For the public sector the 2011 Census is the most up-to-date source of ethnic data. Yet, this is now six years out of date. Using Big Data it is possible to identify the names and postcodes of virtually all UK adults and thereby identify the mix of minority groups right down to the postcode level. Given that Big Data source are are able to update this information in real time it is also possible to monitor change in the size of different minority groups. Comparing results with those from a list of names in 2011 it has become possible to identify at a very fine level of detail the hotspots that are currently attracting each individual minority.

Our analysis has revealed that Barking is the local authority which has experienced the highest increase of non-white British names in the five years since 2011 and within Barking Big Data identifies the southern tip of the borough, along with Wisbech, Boston, Kings Lynn and Corby, as one of the fastest growing Lithuanian communities in Britain.

Many people had expected that time would cause the behaviour of immigrant communities to resemble that of the host population. Big Data constantly confounds this assumption. The Irish continue to dominate the earth-moving and construction equipment leasing industries and Tamils to run our petrol stations. Even one of the most prestigious North London day schools is having to rearrange its sporting fixtures to adapt to South Asian’s dislike of body-contact sports. Children of Chinese origin continue to excel at school but their parents are the least likely to stand for election to the local council. Jews and Hindu Indians are particularly likely to apply to planning departments for 'cross-overs' so they can use their front gardens to park their cars whilst people of Pakistani descent are the least likely to live in social housing.

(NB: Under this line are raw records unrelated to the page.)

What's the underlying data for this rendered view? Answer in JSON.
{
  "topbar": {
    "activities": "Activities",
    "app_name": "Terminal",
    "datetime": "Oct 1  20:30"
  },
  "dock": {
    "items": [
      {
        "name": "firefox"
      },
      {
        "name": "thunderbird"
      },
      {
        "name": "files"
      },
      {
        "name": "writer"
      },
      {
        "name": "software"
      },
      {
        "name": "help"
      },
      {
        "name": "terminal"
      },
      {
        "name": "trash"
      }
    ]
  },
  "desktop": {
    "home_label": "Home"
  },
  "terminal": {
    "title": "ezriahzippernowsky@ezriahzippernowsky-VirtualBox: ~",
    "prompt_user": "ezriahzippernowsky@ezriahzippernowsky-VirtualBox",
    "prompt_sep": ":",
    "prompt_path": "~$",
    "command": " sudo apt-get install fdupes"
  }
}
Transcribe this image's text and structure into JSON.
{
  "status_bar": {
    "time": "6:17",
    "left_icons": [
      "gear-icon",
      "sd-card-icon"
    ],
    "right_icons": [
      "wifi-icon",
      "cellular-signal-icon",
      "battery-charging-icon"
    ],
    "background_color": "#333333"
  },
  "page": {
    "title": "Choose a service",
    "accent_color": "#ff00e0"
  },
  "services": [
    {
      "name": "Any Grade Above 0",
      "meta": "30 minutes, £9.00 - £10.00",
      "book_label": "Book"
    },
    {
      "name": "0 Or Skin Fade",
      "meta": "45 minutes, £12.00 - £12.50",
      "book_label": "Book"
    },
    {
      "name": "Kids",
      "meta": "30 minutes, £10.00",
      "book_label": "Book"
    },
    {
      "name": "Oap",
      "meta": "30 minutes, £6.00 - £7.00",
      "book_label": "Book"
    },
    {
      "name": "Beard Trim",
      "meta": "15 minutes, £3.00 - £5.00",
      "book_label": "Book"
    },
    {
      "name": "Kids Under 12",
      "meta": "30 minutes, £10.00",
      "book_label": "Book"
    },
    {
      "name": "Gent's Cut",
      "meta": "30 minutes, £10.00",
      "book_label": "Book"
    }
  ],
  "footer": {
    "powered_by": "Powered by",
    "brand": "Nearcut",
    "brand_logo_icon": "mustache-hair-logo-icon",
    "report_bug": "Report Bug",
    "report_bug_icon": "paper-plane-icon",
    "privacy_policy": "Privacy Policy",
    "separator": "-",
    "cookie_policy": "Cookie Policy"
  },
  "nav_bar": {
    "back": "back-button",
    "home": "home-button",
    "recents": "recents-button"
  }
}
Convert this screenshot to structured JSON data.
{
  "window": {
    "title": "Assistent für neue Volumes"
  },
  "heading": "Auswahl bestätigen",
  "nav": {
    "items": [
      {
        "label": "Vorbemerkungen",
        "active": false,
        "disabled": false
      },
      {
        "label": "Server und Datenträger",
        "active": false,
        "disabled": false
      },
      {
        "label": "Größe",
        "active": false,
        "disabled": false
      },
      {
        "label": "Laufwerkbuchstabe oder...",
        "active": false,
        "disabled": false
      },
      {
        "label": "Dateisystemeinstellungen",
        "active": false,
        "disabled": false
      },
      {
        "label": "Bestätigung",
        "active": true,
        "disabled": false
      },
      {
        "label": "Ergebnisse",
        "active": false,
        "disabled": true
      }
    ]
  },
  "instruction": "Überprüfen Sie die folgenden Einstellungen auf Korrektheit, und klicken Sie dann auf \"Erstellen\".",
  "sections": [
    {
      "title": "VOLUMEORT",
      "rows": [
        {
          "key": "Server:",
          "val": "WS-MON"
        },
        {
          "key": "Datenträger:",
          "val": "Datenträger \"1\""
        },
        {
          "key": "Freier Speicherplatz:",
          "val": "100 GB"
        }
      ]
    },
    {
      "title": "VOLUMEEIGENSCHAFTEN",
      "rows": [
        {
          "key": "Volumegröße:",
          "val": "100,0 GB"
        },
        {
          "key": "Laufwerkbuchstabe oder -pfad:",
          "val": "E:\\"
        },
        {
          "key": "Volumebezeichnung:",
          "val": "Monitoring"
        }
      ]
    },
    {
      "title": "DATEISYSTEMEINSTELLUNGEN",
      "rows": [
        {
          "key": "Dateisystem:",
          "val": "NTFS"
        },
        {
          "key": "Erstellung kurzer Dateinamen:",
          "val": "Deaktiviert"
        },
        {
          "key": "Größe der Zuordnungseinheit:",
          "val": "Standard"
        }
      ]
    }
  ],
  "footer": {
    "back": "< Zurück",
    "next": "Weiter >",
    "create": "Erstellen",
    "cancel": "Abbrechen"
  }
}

Equal under the law everyone may be, and everyone is entitled to be treated fairly and with respect by public bodies. But just as we now accept the need to respect the religious customs and holidays of individual faiths, we need to be more sensitive to the fact that members of different cultures express their preferences and values in different ways. Not to know what these differences are is fundamentally disrespectful and asking people to fill in even more survey questionnaires is no longer the most effective method to acquiring these insights.